One of the many fascinating threads from the Constitutional Law panel at AALS on Griswold was the connection between the contraception cases and poverty law. Cary Franklin spoke about the under-remembered aspect of Griswold as a poverty law case. Griswold, after all, involved a birth control clinic: it was not just about access to birth control, but about the ability of poor women to access birth control. Prior to the Griswold decision in 1965, Connecticut and other states selectively enforced birth control laws against clinics, leaving wealthier women and couples free to violate the law with the help of their doctors. Although the Court downplayed this aspect of the case, Franklin argued that the case should be read in the context of its time, when the Court was repeatedly challenging barriers to access for the poor to basic rights and social inclusion, including the rights to vote (Harper, 1966), to counsel in criminal cases (Gideon, 1963), to court transcripts (Griffin, 1956), and to travel (Shapiro, 1969). It also occurred, I would add, in a time of increased federal legislative and administrative commitment to access to medical care for the poor (Medicaid, Community Health Centers) and to programs that supported child-rearing such as Head Start.
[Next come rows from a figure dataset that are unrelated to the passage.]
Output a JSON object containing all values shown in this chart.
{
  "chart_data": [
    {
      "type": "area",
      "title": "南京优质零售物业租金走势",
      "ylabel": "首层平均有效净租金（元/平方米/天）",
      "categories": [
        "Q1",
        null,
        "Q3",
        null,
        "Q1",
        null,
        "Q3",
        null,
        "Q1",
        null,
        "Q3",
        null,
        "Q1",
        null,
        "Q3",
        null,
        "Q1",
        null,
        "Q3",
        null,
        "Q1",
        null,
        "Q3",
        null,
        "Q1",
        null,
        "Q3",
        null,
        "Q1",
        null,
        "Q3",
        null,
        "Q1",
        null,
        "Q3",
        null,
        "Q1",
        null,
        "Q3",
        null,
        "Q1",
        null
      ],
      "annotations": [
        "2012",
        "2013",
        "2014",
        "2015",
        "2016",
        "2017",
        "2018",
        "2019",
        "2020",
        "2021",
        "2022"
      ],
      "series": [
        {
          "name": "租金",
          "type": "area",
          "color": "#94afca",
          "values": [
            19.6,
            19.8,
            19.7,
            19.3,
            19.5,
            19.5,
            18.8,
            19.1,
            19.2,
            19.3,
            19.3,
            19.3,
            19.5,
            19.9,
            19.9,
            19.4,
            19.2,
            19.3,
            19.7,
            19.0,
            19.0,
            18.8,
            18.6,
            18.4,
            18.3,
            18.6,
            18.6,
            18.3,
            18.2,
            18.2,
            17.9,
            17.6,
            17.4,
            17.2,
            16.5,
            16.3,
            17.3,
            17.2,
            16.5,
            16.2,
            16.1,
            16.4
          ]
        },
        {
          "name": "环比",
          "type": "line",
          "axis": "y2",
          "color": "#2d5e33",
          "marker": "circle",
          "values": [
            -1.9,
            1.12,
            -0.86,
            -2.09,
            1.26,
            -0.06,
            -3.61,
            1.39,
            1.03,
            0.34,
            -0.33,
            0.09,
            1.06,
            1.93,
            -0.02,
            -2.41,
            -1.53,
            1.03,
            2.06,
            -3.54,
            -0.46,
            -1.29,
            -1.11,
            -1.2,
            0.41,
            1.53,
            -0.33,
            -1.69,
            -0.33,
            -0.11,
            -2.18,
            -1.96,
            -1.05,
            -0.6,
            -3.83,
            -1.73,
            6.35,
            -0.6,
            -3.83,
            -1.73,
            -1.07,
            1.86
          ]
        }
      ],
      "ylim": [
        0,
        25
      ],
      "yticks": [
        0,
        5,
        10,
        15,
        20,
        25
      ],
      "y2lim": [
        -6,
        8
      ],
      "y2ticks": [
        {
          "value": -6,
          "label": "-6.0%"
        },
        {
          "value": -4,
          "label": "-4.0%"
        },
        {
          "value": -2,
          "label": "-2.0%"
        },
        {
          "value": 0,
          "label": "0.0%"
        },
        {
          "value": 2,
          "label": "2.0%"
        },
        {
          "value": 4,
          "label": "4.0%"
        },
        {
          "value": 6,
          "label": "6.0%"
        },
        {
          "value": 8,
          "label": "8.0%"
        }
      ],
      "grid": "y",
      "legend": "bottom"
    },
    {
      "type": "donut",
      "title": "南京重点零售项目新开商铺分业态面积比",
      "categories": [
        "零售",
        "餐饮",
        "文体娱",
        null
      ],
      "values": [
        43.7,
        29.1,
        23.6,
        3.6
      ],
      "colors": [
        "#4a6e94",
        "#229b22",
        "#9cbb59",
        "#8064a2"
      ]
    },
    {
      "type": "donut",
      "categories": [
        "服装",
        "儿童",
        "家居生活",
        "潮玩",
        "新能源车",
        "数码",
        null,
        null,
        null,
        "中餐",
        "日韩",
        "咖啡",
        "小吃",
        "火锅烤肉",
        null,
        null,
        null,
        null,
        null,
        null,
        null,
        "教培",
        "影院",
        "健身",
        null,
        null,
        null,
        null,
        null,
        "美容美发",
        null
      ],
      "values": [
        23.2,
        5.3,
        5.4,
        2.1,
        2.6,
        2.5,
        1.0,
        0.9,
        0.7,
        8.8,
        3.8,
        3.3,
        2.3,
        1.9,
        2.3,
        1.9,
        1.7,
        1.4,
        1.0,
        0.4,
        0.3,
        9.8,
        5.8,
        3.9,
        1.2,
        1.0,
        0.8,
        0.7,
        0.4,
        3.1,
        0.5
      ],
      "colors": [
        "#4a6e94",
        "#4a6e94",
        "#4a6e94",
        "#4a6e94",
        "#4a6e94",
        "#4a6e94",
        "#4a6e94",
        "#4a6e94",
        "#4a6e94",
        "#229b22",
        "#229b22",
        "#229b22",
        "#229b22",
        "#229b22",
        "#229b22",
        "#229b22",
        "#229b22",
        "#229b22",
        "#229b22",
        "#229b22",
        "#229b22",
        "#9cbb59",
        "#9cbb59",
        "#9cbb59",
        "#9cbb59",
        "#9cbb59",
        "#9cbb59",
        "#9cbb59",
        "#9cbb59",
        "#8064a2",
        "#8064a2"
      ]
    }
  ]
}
Also on the panel, Melissa Murray discussed the forgotten contraception case of Trubek v. Ullman. Trubek was a parallel case to Poe v. Ullman and Doe v. Ullman, where the Court punted the topic to its future self by holding the challenges non-justiciable. While Poe and Doe presented claims for contraceptive rights within traditional marriages, Trubek presented contraception as a component of a professional woman’s control over child bearing decisions and ability to work with her husband to balance work and family obligations. Louise Trubek and her husband David were students at Yale Law School, and they made these issues central to their complaint, which the Connecticut Supreme Court had noted. As Murray pointed out, the combined nature of liberty and equality claims was more fully apparent in Trubek than in either Poe or Griswold.
Although Trubek did not, on its face, involve issues of poverty, for scholars and practitioners of poverty law it most certainly did: Louise Trubek (now a Professor Emerita at Wisconsin Law School) has long been a leader in the field of poverty and public interest law (the casebook she co-authored with Julie Nice helped many of us teach Poverty Law through the post-welfare reform years of the 1990s and early 2000s). As Trubek herself discusses, the Connecticut litigation was specifically aimed at opening birth control clinics to serve the poor. For women in poverty, the ability to plan child-bearing greatly increases their chances to escape poverty through paid labor. The life-long social justice concerns that inspired Louise and David Trubek to join the litigation epitomized the intersection between gender and class justice that Cary Franklin argues has been lost from the popular history of Griswold. By recovering this history, we may be reminded just how intertwined are the problems of class and gender freedom and equality, and how the de-emphasis of class discourse in constitutional law has inhibited gains in freedom and equality for women generally.